Important, but frustrating piece in the Washington Post this morning about the difficulty of sustaining test-score growth in underperforming schools after dramatic one-time boosts. “Studies across the country show that many low-performing schools falter after big one-year gains in test scores. Of the seven D.C. public schools that increased proficiency rates by 20 percentage points or more in both reading and math in 2008,” Bill Turque reports, only showed growth in 2009. “Most of the schools that surged 20 points or more in a single category last year also had difficulty building on the increase this year.”
The piece looks at any number of reasons–from turnover to cheating–why scores might spike in a given year and then plateau or decline. But if the piece is any indication, DC schools are overlooking the obvious: a key to long-term growth in reading scores is the steady buildup of background knowledge. Without knowing anything about the particular schools discussed in the Post piece, I’d bet real money that we’re talking about mediocre schools that got religion (or were forced to get religion) about testing and focused on it. Hard. But no one should be surprised to see one-time gains.
“Given the relationship between academic background knowledge and academic achievement, one can make the case that it should be at the top of any list of interventions intended to enhance student achievement,” wrote Robert Marzano in his 2006 book Building Background Knowledge for Academic Achievement. ”If not addressed by schools, academic background knowledge can create great advantages for some students and great disadvantages for others.”

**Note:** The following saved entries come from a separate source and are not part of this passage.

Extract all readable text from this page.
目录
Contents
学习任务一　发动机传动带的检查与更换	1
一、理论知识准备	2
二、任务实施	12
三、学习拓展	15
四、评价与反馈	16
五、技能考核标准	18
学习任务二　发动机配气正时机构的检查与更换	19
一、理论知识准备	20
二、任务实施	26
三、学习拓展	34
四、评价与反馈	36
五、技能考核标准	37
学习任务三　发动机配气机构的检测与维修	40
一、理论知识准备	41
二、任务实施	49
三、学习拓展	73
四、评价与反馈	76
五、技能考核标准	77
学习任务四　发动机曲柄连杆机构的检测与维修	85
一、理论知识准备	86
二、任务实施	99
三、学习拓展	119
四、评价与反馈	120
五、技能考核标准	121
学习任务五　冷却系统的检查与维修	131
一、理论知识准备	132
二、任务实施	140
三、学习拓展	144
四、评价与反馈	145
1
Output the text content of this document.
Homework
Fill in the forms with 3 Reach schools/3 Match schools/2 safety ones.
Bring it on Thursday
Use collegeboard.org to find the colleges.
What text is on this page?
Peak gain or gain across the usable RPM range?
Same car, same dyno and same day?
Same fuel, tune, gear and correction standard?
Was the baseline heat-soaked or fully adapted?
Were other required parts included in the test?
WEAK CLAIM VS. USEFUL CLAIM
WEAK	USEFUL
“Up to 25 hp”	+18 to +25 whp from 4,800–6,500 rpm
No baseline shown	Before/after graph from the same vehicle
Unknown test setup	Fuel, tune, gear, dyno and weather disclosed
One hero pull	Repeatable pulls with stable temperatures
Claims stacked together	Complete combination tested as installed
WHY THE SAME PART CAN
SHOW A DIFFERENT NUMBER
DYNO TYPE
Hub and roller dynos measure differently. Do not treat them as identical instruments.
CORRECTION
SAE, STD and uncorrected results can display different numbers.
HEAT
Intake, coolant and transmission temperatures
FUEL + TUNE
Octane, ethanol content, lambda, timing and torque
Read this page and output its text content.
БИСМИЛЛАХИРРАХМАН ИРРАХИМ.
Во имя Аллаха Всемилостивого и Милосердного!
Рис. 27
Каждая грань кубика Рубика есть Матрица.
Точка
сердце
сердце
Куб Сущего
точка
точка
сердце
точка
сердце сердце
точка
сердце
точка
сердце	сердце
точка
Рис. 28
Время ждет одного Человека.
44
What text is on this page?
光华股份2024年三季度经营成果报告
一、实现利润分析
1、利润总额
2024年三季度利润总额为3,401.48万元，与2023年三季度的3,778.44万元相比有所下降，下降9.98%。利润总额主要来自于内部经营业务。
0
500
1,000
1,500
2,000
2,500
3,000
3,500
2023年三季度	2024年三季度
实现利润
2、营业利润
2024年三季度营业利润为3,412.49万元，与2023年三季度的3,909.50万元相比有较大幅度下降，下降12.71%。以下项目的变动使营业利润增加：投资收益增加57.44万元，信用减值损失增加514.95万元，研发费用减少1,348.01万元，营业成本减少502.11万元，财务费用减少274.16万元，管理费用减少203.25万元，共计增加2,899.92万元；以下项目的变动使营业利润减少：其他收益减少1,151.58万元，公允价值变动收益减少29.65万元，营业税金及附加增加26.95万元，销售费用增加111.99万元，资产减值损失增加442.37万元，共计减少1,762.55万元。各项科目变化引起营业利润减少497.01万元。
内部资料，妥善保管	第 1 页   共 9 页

E.D. Hirsch has obviously spent much of his life banging on this same drum, pointing over and over that reading tests are essentially tests of background knowledge. If DC school leaders understand this, the Post piece doesn’t say.
Test prep and simplistic reading strategy instruction that focus on trivial stories–students learn to predict, to summarize, to infer — does nearly nothing to add to a child’s store of knowledge, making an such a one-time boost nearly inevitable. An absence of background knowledge is the difference-maker and left unattended it eventually shows up in the test scores.
At a recent Aspen Institute panel discussion with Hirsch, Randi Weingarten observed that the reason we’re not seeing more of this is because “what works is boring.” Building background knowledge is a slow, steady process. Boring as hell. And absolutely effective.